There's a theory known as Beardsley's Law, which states that good looks are inversely proportionate to footballing brilliance. I've just made that up, but it's plausible, considering that for every David James, the game throws up a few Wayne Rooneys and Neville brothers to dazzle us on the field but disgust us off it.
Enter CM 2006, almost as ugly as ever despite a tarted-up match engine, and raring to test Beardsley's Law, with claims that it's the management balm we'll want to apply when England flop out of the World Cup this summer.
Since we last grilled the game's maker before Christmas, CM 2006 has taken to wearing a mask, and it's not to hide the blushes of dev team (wait for it) Beautiful Game Studios.
The mask in question is a tactical development tweak to hide the attributes of lesser-known players, which were so wantonly on display in earlier preview builds. It's an optional fog of war that breathes new life into a scouting system in danger of stillbirth thanks to the pointlessness of having to evaluate potential signings when you could already clearly see their various stats and abilities.
Last-minute fine-tuning aside, the developmental die was cast for CM 2006 the moment the ink dried on reviews of its critically whipped predecessor. This is a conscious attempt to put right what went wrong in CM5, and so resurrect the series.
A huge amount of effort has clearly gone into making the experience more fun, more solid and more realistic. Many areas of the game have been pulled off the field of play for an ear-bashing, before being told to improve their performance and shoved back into the action.
Particular attention has been lavished on the media and interaction aspects. Playing the game, we learned that a nifty press breakdown of your opponent's threats precedes every match and we even enjoyed Lee Bowyer merrily chirping about being "chuffed" to be in the first team.
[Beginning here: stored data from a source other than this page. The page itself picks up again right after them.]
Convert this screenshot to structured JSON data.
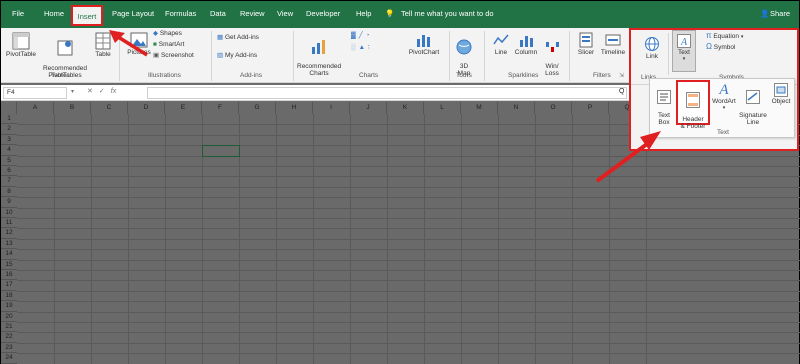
{
  "tabs": [
    "File",
    "Home",
    "Insert",
    "Page Layout",
    "Formulas",
    "Data",
    "Review",
    "View",
    "Developer",
    "Help"
  ],
  "tellme": "Tell me what you want to do",
  "share": "Share",
  "ribbon": {
    "tables": {
      "pivottable": "PivotTable",
      "recommended": "Recommended\nPivotTables",
      "table": "Table",
      "label": "Tables"
    },
    "illustrations": {
      "pictures": "Pictures",
      "shapes": "Shapes",
      "smartart": "SmartArt",
      "screenshot": "Screenshot",
      "label": "Illustrations"
    },
    "addins": {
      "get": "Get Add-ins",
      "my": "My Add-ins",
      "label": "Add-ins"
    },
    "charts": {
      "recommended": "Recommended\nCharts",
      "pivotchart": "PivotChart",
      "label": "Charts"
    },
    "tours": {
      "map": "3D\nMap",
      "label": "Tours"
    },
    "sparklines": {
      "line": "Line",
      "column": "Column",
      "winloss": "Win/\nLoss",
      "label": "Sparklines"
    },
    "filters": {
      "slicer": "Slicer",
      "timeline": "Timeline",
      "label": "Filters"
    },
    "links": {
      "link": "Link",
      "label": "Links"
    },
    "text": {
      "text": "Text",
      "label": "Text"
    },
    "symbols": {
      "equation": "Equation",
      "symbol": "Symbol",
      "label": "Symbols"
    }
  },
  "popup": {
    "textbox": "Text\nBox",
    "headerfooter": "Header\n& Footer",
    "wordart": "WordArt",
    "signature": "Signature\nLine",
    "object": "Object",
    "label": "Text"
  },
  "namebox": "F4",
  "columns": [
    "A",
    "B",
    "C",
    "D",
    "E",
    "F",
    "G",
    "H",
    "I",
    "J",
    "K",
    "L",
    "M",
    "N",
    "O",
    "P",
    "Q"
  ],
  "rows": [
    "1",
    "2",
    "3",
    "4",
    "5",
    "6",
    "7",
    "8",
    "9",
    "10",
    "11",
    "12",
    "13",
    "14",
    "15",
    "16",
    "17",
    "18",
    "19",
    "20",
    "21",
    "22",
    "23",
    "24"
  ],
  "colors": {
    "excel_green": "#217346",
    "annotation_red": "#e02020"
  }
}
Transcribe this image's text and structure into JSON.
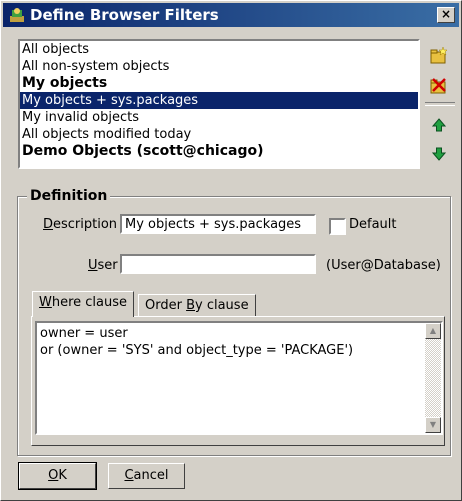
{
  "window": {
    "title": "Define Browser Filters",
    "close_glyph": "×"
  },
  "filters": [
    {
      "label": "All objects",
      "bold": false,
      "selected": false
    },
    {
      "label": "All non-system objects",
      "bold": false,
      "selected": false
    },
    {
      "label": "My objects",
      "bold": true,
      "selected": false
    },
    {
      "label": "My objects + sys.packages",
      "bold": false,
      "selected": true
    },
    {
      "label": "My invalid objects",
      "bold": false,
      "selected": false
    },
    {
      "label": "All objects modified today",
      "bold": false,
      "selected": false
    },
    {
      "label": "Demo Objects (scott@chicago)",
      "bold": true,
      "selected": false
    }
  ],
  "side_buttons": [
    "new-filter-icon",
    "delete-filter-icon",
    "move-up-icon",
    "move-down-icon"
  ],
  "definition": {
    "group_title": "Definition",
    "description_label_underlined": "D",
    "description_label_rest": "escription",
    "description_value": "My objects + sys.packages",
    "default_label": "Default",
    "default_checked": false,
    "user_label_underlined": "U",
    "user_label_rest": "ser",
    "user_value": "",
    "user_hint": "(User@Database)"
  },
  "tabs": {
    "where_underlined": "W",
    "where_rest": "here clause",
    "order_prefix": "Order ",
    "order_underlined": "B",
    "order_rest": "y clause",
    "active": "where"
  },
  "where_clause": [
    "owner = user",
    "or (owner = 'SYS' and object_type = 'PACKAGE')"
  ],
  "buttons": {
    "ok_underlined": "O",
    "ok_rest": "K",
    "cancel_underlined": "C",
    "cancel_rest": "ancel"
  }
}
These neat touches bode well for the finished article.
Our first forays into the game also showed us that solving Shay Given's salary concerns with an arm round the shoulder could be just as important as fielding the right backline in the coming derby match. However, the long-term effects of one-to-one management remain to be seen.
Transfers have also clearly been given the hairdryer treatment. Every man has his price in a game that is designed to facilitate transfer deals without making your swoops too easy. You must negotiate deals and pay realistic salaries for the pleasure of your target's company on the team bus. It's an undeniable step up from CM5.
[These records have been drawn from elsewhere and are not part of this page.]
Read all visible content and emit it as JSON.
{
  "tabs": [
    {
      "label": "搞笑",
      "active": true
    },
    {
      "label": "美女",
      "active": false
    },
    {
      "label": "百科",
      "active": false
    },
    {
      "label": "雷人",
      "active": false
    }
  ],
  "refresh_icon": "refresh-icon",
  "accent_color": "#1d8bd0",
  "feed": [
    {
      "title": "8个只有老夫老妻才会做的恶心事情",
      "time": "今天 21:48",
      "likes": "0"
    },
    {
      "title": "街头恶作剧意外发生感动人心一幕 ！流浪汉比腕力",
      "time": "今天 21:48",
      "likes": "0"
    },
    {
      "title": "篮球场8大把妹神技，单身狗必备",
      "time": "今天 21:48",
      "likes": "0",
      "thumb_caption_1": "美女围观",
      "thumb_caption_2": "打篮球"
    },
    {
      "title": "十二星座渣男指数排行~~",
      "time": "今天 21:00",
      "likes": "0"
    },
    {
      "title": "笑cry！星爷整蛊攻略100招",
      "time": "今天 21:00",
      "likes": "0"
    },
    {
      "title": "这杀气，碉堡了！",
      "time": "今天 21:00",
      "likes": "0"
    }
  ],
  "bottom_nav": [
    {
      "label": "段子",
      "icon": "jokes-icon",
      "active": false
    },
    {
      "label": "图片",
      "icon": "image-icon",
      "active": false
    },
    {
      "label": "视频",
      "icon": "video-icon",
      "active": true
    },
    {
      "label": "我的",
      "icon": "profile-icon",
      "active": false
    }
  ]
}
Homing in on new signings should be easier than in the often statistically bizarre CM5, too. Data comes courtesy of OPTA and fleshes out a worldwide roster of players, managers and staff.
And in a late substitution since we last saw CM 2006 in action, the Simulate World option, which plays out matches in the background leagues so you can eye-up transfer targets, has been extended to encompass all players in the database.
Despite this apparent emphasis on realism, BGS is challenging for honours on two fronts. On the one hand it's trying to cater for hardcore virtual managers with tactical options and AI depth, and on the other, it's set up a match engine that enables you to whip through games at lightning pace and a club benefactor option to swell your coffers, making life easier for new bosses.
The lessons of history, however, suggest that even the big boys of management focus on one trophy at a time.
And with Football Manager 2006 already runaway champions of the Hardcore Realism League and FIFA Manager 06 retaining the Accessibility Cup, neutrals will hope CM's comeback kid can rise to challenge this gaming duopoly. Go get 'em, Champ.